Who Spoke Next | Page 8

Eliza Lee Follen
must tell you, however, how I at last came here. Judah Loring brought
me home safe; he was a very honest fellow, and seeing the initials
scratched on my butt-end, and 'Lexington' underneath, he went there on
purpose to find to whom I belonged.
My friend William claimed me, and I was again placed behind the old
clock in the little parlor. His mother looked very calm, and almost
happy, but not as she once did; she sighed heavily when William
brought me home. William's wound in his arm healed after a while, but
his arm was disabled. By great self-denial and exertion, his mother had
got him into college, and he was to be a schoolmaster.
The sight of me was painful to this good woman, and she gave me to
uncle John who kept me safely and, on the whole, honorably till his son
placed me here.
There is one disgrace I have met with which, in good faith, however
unwillingly, I ought to mention. Uncle John used me to kill skunks
occasionally. This there was no great harm in doing, only he should not
have talked about it. I disliked, it, however, exceedingly.
Once, I am told, when he was in the South, some southern gentleman,
for some trifling offense, challenged him.
Uncle John was told that he, as the party challenged, might choose his
weapons.
"Well," he said to his enemy, "if you will wait till I can send for my
skunk gun, I am ready for you."
I have since, I do hate to say it, been called the skunk gun repeatedly.

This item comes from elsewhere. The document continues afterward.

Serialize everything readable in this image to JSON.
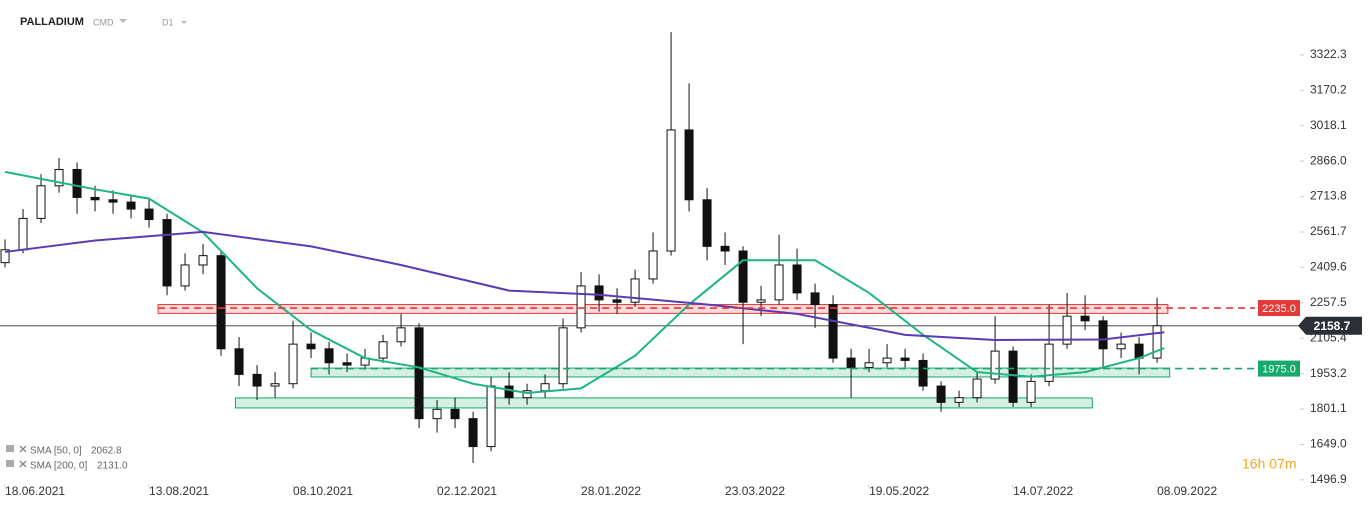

To be sure, no one that has any reverence in his nature speaks of me in
this way. Uncle John had not much, but his son, the father of that little
girl, treats me with due respect, and forbids them to call me the skunk
gun.
I was once the defender of liberty, and am ready to be so again. I was
not made to kill skunks, those disgusting little animals. I hate to think
of them.
Pardon me for keeping you listening to me so long; I have done. I wish
to hear now what that respectable-looking broadsword has to say. We
two ought to be friends."
"I was born a gentleman," said the broadsword. "I was always
considered the sign, the symbol of one. Not many years since, a sword
was so essential to the character of a gentleman that a man without one
by his side, was, in fact, not considered a gentleman.
My master, who was also yours, Mr. Curlingtongs, was one the officers
in the company of Cadets at its first formation. He had the honorable
title of Major, and all his best friends called him Major. Little did I
think once that I should be condemned to the disgrace of spending my
old age in a garret with crooked curling tongs, broken pitchers, old
baize gowns, noseless tea-kettles, old crutches, a foot stove, and, worse
than all, a spinning wheel.
My only peers here are the venerable musket and the respectable wig.
Even they have seen too much hard service to be able fully to
appreciate the feelings of a gentleman who has been brought up as I
have. The degradation the musket especially endured, in being used as
a spade by such a very common sort of person as Judah Loring--a
degradation of which, far from being ashamed, he seems actually proud;
all this, I say, my friends, makes a wide separation between us never to
be forgotten or got over."
"I'm agreed, the further off the better," growled the musket. The old
wig also gave a sort of contemptuous hitch, that seemed to say, he
agreed with the musket.

"I consider myself," resumed the broad-sword, "to be a perfect
gentleman. I have never denied myself by any sort of labor. I have been
considered something to show, something to be used only as a terror to
evil doers.
It strikes me that I really made the Major; he never could appear in his
company or perform his duties without me; his queue was not more
essential. He was not a Major without me. Every one feared me when
they saw my shining blade out of its scabbard, and it was really
amusing occasionally to see the effect I produced. There have been
swords that have done bloody work, but I have never been so defiled.
The Boston Cadets, you know, are the Governor's body guard, and such
is the anxiety of people sometimes to see a real live governor when he
has on his governor's dress and character, that the women and children
crowd around him so that he can hardly find room to move and breathe.